Opini

Menjaga Asa Integritas Sahabat Penghulu

Kabag Ortala, Kepagawaian, dan Hukum Ditjen Bimas Islam, Thobib Al-Asyhar

Kabag Ortala, Kepagawaian, dan Hukum Ditjen Bimas Islam, Thobib Al-Asyhar

Tulisan ini sengaja didedikasikan untuk seluruh sahabat, teman, dan pegawai yang berprofesi sebagai penghulu. Kenapa penghulu? Karena penghulu adalah profesi mulia. Tugasnya spesifik, yaitu “membahagiakan” pasangan calon pengantin yang ingin menikah, dan seluruh keluarganya.

Di sadari betul bahwa penghulu adalah etalase Kementerian Agama. Baik buruknya Kementerian Agama, salah satunya, disumbangkan oleh peran penghulu, selain layanan Ibadah haji, pendidikan Islam, dan layanan kebimasan lainnya.

Mengingat posisinya yang sangat strategis sebagai garda terdepan layanan publik, Kementerian Agama terus berupaya agar peran-peran kepenghuluan benar-benar berjalan dengan maksimal, mudah, cepat, dan bebas dari korupsi, baik dalam bentuk pungutan liar maupun gratifikasi.

Menteri Agama, Lukman Hakim Saifuddin, sangat konsen pada kinerja penghulu. Menurutnya, penghulu adalah pelayan yang menjadi ujung tombak di Kementerian Agama, sehingga harus benar-benar kerja profesional dan bersih. Tidak boleh ada gratifikasi, apalagi pungli dan tindakan insipliner lainnya.

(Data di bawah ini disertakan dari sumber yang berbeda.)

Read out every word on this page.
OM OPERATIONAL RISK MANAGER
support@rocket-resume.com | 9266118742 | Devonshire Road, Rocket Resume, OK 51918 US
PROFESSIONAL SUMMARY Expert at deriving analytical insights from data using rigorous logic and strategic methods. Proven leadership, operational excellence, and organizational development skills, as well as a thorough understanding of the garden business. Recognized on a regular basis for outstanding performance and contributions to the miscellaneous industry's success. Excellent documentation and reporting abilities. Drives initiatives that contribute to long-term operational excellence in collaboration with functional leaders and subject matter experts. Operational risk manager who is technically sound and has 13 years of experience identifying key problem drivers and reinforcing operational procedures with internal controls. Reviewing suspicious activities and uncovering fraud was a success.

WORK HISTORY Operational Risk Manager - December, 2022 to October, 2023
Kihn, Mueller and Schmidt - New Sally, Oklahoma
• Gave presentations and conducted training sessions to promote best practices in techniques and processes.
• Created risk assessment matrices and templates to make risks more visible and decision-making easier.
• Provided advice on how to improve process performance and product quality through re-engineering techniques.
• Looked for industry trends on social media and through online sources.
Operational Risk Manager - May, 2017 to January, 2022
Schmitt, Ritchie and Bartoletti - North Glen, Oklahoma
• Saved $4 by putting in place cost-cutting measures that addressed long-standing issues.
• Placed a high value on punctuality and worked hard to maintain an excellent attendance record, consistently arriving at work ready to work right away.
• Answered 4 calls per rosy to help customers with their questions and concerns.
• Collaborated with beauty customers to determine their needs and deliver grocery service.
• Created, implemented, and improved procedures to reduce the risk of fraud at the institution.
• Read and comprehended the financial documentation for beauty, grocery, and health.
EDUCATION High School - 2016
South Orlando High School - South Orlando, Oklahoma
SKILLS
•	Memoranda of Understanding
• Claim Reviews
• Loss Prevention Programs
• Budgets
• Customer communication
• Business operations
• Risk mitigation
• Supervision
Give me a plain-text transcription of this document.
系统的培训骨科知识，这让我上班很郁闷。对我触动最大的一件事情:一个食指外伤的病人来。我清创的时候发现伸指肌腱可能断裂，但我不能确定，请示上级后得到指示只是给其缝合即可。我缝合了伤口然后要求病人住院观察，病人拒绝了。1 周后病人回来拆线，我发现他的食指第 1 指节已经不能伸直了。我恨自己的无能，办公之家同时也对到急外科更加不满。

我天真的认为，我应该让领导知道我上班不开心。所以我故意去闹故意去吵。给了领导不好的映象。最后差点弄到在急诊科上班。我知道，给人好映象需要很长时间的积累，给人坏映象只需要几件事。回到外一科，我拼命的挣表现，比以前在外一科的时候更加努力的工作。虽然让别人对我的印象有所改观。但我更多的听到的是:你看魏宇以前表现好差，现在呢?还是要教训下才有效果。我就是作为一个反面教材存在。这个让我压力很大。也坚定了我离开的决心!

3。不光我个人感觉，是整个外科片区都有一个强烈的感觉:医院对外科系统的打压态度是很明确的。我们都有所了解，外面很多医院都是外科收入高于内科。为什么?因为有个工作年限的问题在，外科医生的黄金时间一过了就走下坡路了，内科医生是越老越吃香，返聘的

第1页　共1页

Salah satu gebrakan yang diperjuangkan agar penghulu terbebas dan membebaskan diri dari gratifikasi dan pungli dalam pelayanan nikah adalah terbitnya PP 48 tahun 2014 tentang PNBP Nikah dan Rujuk. Lalu terbit PP 19 tahun 2015 tentang PNBP di lingkungan Kementerian Agama.

Substansi dari regulasi tersebut adalah adanya kepastian biaya nikah (Rp 0,- untuk nikah di KUA dan Rp 600 ribu untuk nikah di luar KUA dan jam kerja) dengan memberikan uang transport dan honorarium untuk penghulu saat melaksanakan tugas pernikahan. Pemberian transport dan honorarium tersebut telah melalui kajian mendalam yang melibatkan banyak pihak, dan dinilai cukup dan pantas. Sehingga tidak selayaknya penghulu menerima, meminta, dan mencari celah tambahan uang lebih dari masyarakat yang dilayani.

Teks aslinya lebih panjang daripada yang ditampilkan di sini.